Lions and Dolphins crowned domestic champions on Graeme Smith’s recommendation
The Lions and Dolphins have been crowned champions of South Africa’s first-class and the one-day competition respectively after both events were suspended as a result of the coronavirus pandemic. The two franchises each finished at the top of the points’ tables of the respective competition and acting director of cricket, Graeme Smith, recommended the titles be awarded based on log-standings.
His suggestion was endorsed by CSA’s board and member’s council, a body made of the 13 provincial presidents. That means the only franchise competition which ran to conclusion in the 2019/20 summer was the Mzansi Super League (MSL), a twenty-over tournament which was won by the Paarl Rocks.
But, the fate of the MSL remains unclear, after CSA were unable to sell television rights for the first two editions of the tournament and footed the full bill, amounting to approximately R120 million (US$6.8 million) per year. ESPNcricinfo understands that the MSL is unlikely to take place if it continues to be a drain on CSA finances and that talks are ongoing in the current off-season to decide on the next steps.
So too is the search for sponsors after the country’s flagship four-day competition took place without a corporate backer for the second season in succession. Eight out of the 10 rounds of matches were played this season and the Johannesburg-based Lions remain champions of the format, despite losing their head coach Enoch Nkwe to the national side in September 2019.
Nkwe, who now works as South Africa’s assistant coach, was succeeded by Wandile Gwazu at the Lions, who has enjoyed a successful first season. His team won four of their eight matches, double the number of victories of any other franchise, and finished 8.46 points above their neighbours, the Titans.
The one-day cup, which was scheduled to have playoffs last week and the final at the weekend, finished before it reached the crunch stage.
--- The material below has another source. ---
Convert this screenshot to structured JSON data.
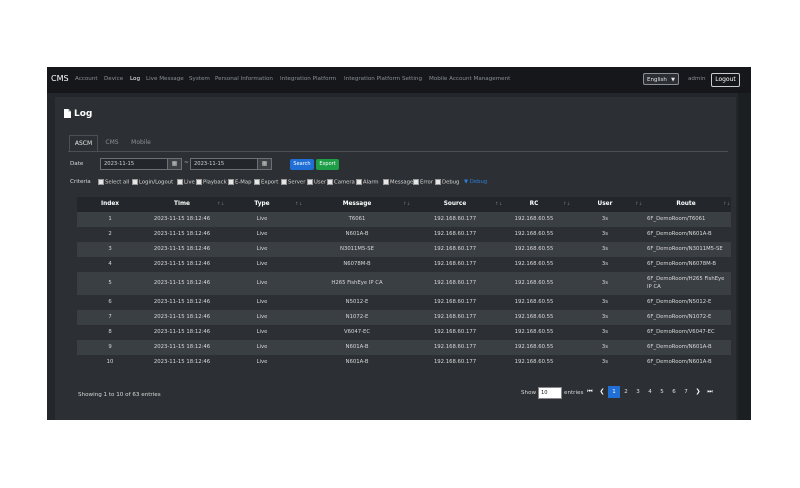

The Dolphins were on top with seven out of 10 victories. Their successful campaign also came under a new coach with one-time Test opener Imraan Khan in charge for the first time. They will be awarded 40% of the prize money, sponsored by financial services company Momentum, with the rest split 30-15-15 between the other three teams who would have played in the semi-finals, the Lions, Warriors and Knights.
At provincial level, the first-class three-day competition and provincial one-day cup titles have been awarded jointly to the two teams that finished on top of the respective pools. Easterns (Pool A) and Kwa-Zulu Natal (Pool B) share the three-day cup and Free State (Pool A) and Northern Cape are joint one-day cup winners. Easterns, however, did not actually end the season on top of the table but played one fewer match than their rivals and earned the victory through an average points calculation.
“This is undoubtedly the fairest way to decide the various winners, Smith said. “In the provincial competitions where some teams have played more games than others, we have taken the average number of points per game to decide on final log positions.”
The women’s provincial T20 league was won by Western Province, who finished on top of the “Top 6,” group with seven victories from eight matches. They missed out on the fifty-over competition title by one point, after finishing behind North West, who claimed the cup.